L’accordo
raggiunto a Ginevra il 23 novembre tra rappresentanti di Stati Uniti, Russia, Cina, Gran Bretagna, Francia, Germania (5+1) e Iran sul programma
nucleare di Teheran rappresenta un punto di svolta in tentativi negoziali che
si sono protratti per più di 10 anni.
L'intesa - che ha carattere provvisorio - certamente è il risultato
della nuova leadership del presidente iraniano Rouhani da una parte e della
volontà di Obama di chiudere una partita che ha importanti conseguenze non solo
nelle relazioni dell'Iran con gli altri Paesi della regione e con gli stessi
Stati Uniti ma anche, in prospettiva, sugli equilibri mediorientali più in
generale. Non bisogna dimenticare infatti che l'Iran è un paese che sostiene
fortemente il regime siriano di Assad e che è tra i principali punti di
riferimento regionali del movimento libanese di Hezbollah.
In
che cosa consiste esattamente l'intesa raggiunta a Ginevra? Si tratta di un pacchetto composito di misure
che prevedono da una parte azioni iraniane o, meglio, la fine di alcune
attività sospette come l'arricchimento dell'uranio oltre il la soglia del 20% e
contropartite della comunità internazionale, riguardo in particolare al regime delle
sanzioni che sono state comminate all'Iran nel corso degli anni. In pratica,
l’Iran si impegna ad arrestare, sia pur temporaneamente, ogni attività di arricchimento dell'uranio in
misura superiore alla percentuale del 5%, a non installare nuove centrifughe in
grado di produrre uranio arricchito e di non costruire nuove centrali. Si
tratta di un punto particolarmente importante e controverso. In effetti,
all'indomani dell'accordo del 23 novembre sono subito emerse due
interpretazioni contrastanti: da una parte, il Ministro degli esteri iraniano
Zarif ha dichiarato che l'accordo rappresenta un implicito riconoscimento del diritto dell'Iran a
compiere attività di arricchimento dell'uranio;
dall'altro, il Segretario di Stato americano Kerry ha ribadito che
questo primo passo non implica in nessun modo che l’Iran abbia un “diritto”

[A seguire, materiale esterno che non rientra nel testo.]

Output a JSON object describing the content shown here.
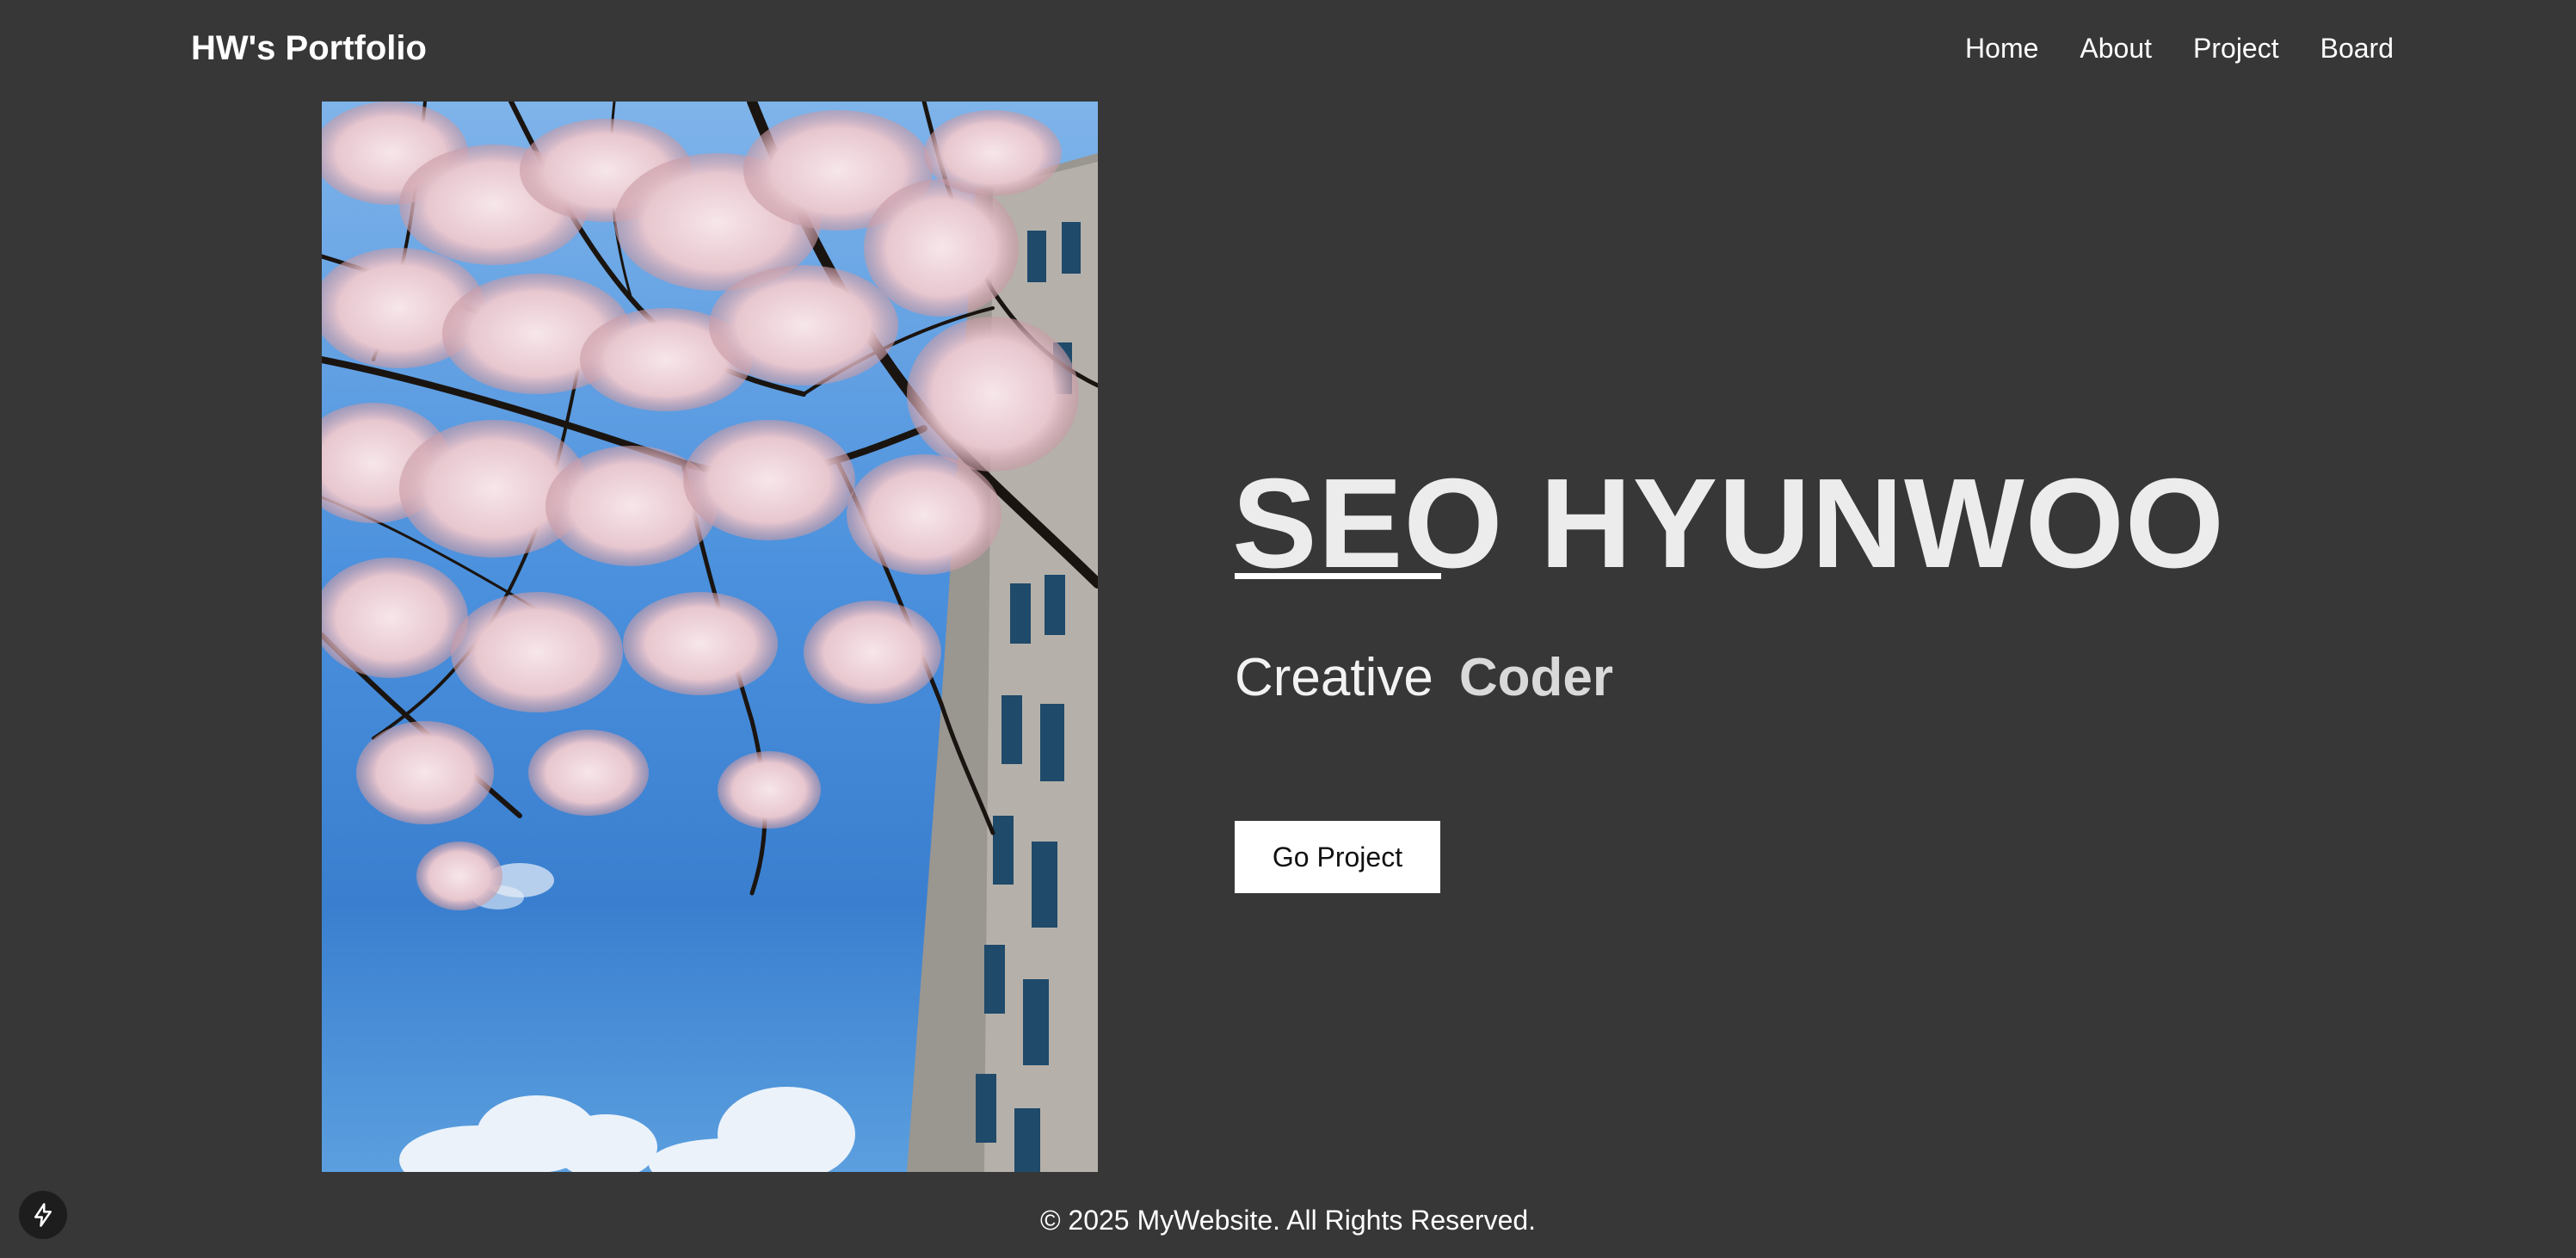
{
  "header": {
    "brand": "HW's Portfolio",
    "nav": [
      {
        "label": "Home"
      },
      {
        "label": "About"
      },
      {
        "label": "Project"
      },
      {
        "label": "Board"
      }
    ]
  },
  "hero": {
    "name": "SEO HYUNWOO",
    "role_word_1": "Creative",
    "role_word_2": "Coder",
    "cta_label": "Go Project",
    "photo_icon": "cherry-blossom-photo"
  },
  "footer": {
    "copyright": "© 2025 MyWebsite. All Rights Reserved."
  },
  "dev_tools": {
    "icon": "lightning-icon"
  },
  "colors": {
    "background": "#373737",
    "text": "#ffffff",
    "hero_name": "#ececec",
    "cta_bg": "#ffffff",
    "cta_text": "#111111"
  }
}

all’arricchimento dell’uranio. Altre
componenti fondamentali dell'accordo riguardano la rinuncia iraniana a
costruire (per ora), come già pianificato,
un reattore ad Arak. In secondo luogo, vengono stabilite importanti
misure di trasparenza: la possibilità per gli ispettori dell'agenzia
internazionale dell'energia atomica di compiere visite ispettive nelle centrali
di Natanz e Fordow, previsione di meccanismi di verifica attraverso anche la
creazione di una commissione congiunta dei 5 + 1 con l'Iran. In cambio di tutto
ciò la comunità internazionale (e in particolare gli Stati Uniti), si impegna a
una parziale sospensione delle misure sanzionatorie che hanno colpito l’Iran in
questi anni, anche se saranno ancora in vigore le sanzioni che riguardano il
settore petrolifero iraniano. L'accordo costituisce un’ottima base per poter
poi arrivare, in prospettiva, a una soluzione complessiva della questione del programma
nucleare iraniano. L'intesa raggiunta a Ginevra rappresenta la riprova che la
pazienza negoziale e la tenacia nel perseguire accordi che possono evitare
situazioni conflittuali sono ancora la strada maestra da seguire nelle crisi
internazionali. Bisognerà però rassicurare tutti gli altri attori regionali - a
cominciare da Israele, ma anche i Paesi del Golfo e in particolare l'Arabia Saudita
- sul fatto che si tratta di un accordo preliminare che mira a impedire che
l’Iran si possa dotare di un'arma nucleare; un esito che sarebbe
destabilizzante per tutta l'area, e che renderebbe impraticabile il progetto
politico di un Medio Oriente libero da armi nucleari, senza eccezioni.